What Works and What Does Not

Almost everything about Balatro works. The core loop is immaculate — tight, strategic, and endlessly variable. The Joker system is one of the most elegant deckbuilding mechanics we have encountered, and the way the game teaches you its depth through repeated play rather than tutorials is masterful game design. The price point is generous, the mobile port is excellent, and the community around the game is vibrant and creative.

Where Balatro stumbles — and this is a minor criticism given the overall quality — is in its late-game balance. The highest difficulty stakes often come down to finding specific Joker combinations, and runs can feel doomed if the shop does not offer the right pieces. There is also very little in the way of narrative or thematic progression; you are playing poker against blinds, and that is it. Some players will crave a meta-story or unlockable lore, but Balatro is unapologetically focused on its mechanical depth.
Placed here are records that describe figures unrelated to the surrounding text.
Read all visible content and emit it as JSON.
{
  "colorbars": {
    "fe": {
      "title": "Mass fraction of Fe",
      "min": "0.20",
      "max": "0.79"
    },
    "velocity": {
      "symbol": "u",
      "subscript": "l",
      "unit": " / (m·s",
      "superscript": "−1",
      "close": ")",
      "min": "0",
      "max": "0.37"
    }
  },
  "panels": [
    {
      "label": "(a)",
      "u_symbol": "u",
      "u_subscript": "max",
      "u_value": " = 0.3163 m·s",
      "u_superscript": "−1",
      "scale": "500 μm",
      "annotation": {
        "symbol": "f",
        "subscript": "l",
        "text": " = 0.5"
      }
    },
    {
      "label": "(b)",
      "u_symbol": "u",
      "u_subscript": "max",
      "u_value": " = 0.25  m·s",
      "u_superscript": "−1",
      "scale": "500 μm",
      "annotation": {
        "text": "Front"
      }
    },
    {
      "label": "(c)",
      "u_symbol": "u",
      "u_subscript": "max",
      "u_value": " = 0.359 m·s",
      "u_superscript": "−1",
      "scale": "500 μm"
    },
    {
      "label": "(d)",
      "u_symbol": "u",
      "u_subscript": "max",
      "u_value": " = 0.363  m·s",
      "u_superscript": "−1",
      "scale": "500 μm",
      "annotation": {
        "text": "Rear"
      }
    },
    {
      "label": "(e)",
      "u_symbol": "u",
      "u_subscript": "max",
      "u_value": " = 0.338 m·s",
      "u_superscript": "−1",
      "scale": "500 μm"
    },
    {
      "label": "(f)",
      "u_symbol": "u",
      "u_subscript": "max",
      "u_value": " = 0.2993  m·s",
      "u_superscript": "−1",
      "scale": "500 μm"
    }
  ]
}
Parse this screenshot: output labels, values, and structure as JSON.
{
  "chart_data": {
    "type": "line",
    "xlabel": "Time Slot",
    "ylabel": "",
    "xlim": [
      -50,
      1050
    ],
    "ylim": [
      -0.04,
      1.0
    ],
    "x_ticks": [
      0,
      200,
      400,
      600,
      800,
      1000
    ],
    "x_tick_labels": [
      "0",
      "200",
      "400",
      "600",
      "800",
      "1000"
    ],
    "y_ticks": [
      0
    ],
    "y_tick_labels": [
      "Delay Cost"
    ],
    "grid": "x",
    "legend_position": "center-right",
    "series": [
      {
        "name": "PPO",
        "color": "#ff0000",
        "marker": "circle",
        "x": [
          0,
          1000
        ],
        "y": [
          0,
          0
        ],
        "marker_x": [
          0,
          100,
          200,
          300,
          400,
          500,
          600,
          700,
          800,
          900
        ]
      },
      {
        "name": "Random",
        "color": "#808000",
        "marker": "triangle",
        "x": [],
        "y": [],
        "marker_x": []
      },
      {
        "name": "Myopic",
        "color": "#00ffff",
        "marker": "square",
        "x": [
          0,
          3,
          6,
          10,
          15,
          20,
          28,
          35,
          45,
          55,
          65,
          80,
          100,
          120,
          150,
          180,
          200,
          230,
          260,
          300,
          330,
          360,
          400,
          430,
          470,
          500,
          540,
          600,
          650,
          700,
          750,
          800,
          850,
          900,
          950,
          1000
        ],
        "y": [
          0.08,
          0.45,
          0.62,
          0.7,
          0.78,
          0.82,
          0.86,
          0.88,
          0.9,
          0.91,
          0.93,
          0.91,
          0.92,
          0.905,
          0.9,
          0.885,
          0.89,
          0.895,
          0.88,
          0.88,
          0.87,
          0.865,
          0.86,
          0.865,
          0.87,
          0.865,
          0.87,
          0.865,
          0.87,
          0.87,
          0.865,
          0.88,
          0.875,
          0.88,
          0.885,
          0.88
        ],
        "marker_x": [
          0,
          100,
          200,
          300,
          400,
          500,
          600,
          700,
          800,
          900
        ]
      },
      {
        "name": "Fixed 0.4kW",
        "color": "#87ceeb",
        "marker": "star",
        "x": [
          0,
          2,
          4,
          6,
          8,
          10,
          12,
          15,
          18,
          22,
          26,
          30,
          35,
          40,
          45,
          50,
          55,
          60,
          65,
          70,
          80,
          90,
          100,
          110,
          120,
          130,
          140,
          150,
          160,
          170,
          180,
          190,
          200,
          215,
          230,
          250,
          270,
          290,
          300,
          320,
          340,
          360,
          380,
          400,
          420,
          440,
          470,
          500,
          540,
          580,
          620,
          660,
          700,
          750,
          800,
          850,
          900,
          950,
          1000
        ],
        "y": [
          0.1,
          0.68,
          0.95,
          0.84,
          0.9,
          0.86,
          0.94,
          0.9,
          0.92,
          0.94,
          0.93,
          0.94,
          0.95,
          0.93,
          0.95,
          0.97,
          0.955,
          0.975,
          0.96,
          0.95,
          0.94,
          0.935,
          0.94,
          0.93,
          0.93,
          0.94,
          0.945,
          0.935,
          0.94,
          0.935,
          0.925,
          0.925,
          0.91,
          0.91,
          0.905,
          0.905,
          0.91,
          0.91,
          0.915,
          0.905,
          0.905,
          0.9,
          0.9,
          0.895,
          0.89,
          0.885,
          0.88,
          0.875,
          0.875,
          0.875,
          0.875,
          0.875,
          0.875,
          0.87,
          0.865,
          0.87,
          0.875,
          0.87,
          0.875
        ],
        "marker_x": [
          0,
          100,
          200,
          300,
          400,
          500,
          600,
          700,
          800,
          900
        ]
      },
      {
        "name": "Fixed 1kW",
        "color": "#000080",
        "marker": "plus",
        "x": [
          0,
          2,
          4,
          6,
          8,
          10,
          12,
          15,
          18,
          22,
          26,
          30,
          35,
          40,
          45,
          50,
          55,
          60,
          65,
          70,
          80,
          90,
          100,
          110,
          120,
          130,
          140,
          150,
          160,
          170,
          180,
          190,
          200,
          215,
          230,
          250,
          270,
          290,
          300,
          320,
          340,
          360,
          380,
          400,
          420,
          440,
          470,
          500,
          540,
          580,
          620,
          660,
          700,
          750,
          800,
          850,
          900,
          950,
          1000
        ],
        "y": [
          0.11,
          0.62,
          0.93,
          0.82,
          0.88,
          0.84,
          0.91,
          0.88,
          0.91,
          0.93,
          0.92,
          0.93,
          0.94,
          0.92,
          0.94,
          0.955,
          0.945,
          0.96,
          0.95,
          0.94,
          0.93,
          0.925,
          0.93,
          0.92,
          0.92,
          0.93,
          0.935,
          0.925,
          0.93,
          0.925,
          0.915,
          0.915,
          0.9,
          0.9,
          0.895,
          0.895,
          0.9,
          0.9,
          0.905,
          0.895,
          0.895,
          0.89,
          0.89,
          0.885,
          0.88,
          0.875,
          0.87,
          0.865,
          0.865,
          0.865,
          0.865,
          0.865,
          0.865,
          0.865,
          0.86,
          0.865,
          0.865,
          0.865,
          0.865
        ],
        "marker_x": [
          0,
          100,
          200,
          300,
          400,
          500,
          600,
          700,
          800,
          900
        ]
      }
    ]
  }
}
The visual style, while distinctive, can strain the eyes during extended sessions, and the CRT filter does not appeal to everyone. These are minor blemishes on an otherwise exceptional game.

Pros

  • Endlessly replayable
  • Brilliant Joker system
  • Satisfying score explosions
  • Works perfectly on mobile

Cons

  • Can be hard to put down
  • Late-game balance relies on luck
  • Minimal narrative
  • Visual style is polarizing

Final Verdict

Balatro is that rare game that takes a concept everyone thinks they understand — poker — and reveals an entirely new dimension hiding within it. LocalThunk has created something genuinely special: a roguelike deckbuilder that is simultaneously accessible enough for casual players to enjoy in short sessions and deep enough for strategic minds to spend hundreds of hours optimizing. The Joker system is a stroke of design brilliance, the scoring feedback is among the most satisfying in gaming, and the value at $14.99 borders on absurd. Yes, the late-game can lean on luck, and the CRT aesthetic is not universally loved, but these are footnotes in an otherwise masterful experience. Whether you play it on PC during marathon sessions or on your phone during a lunch break, Balatro will sink its hooks into you and refuse to let go. It is, without reservation, one of the best indie games of 2025 and a deserving masterpiece. We give Balatro a 9.2 out of 10.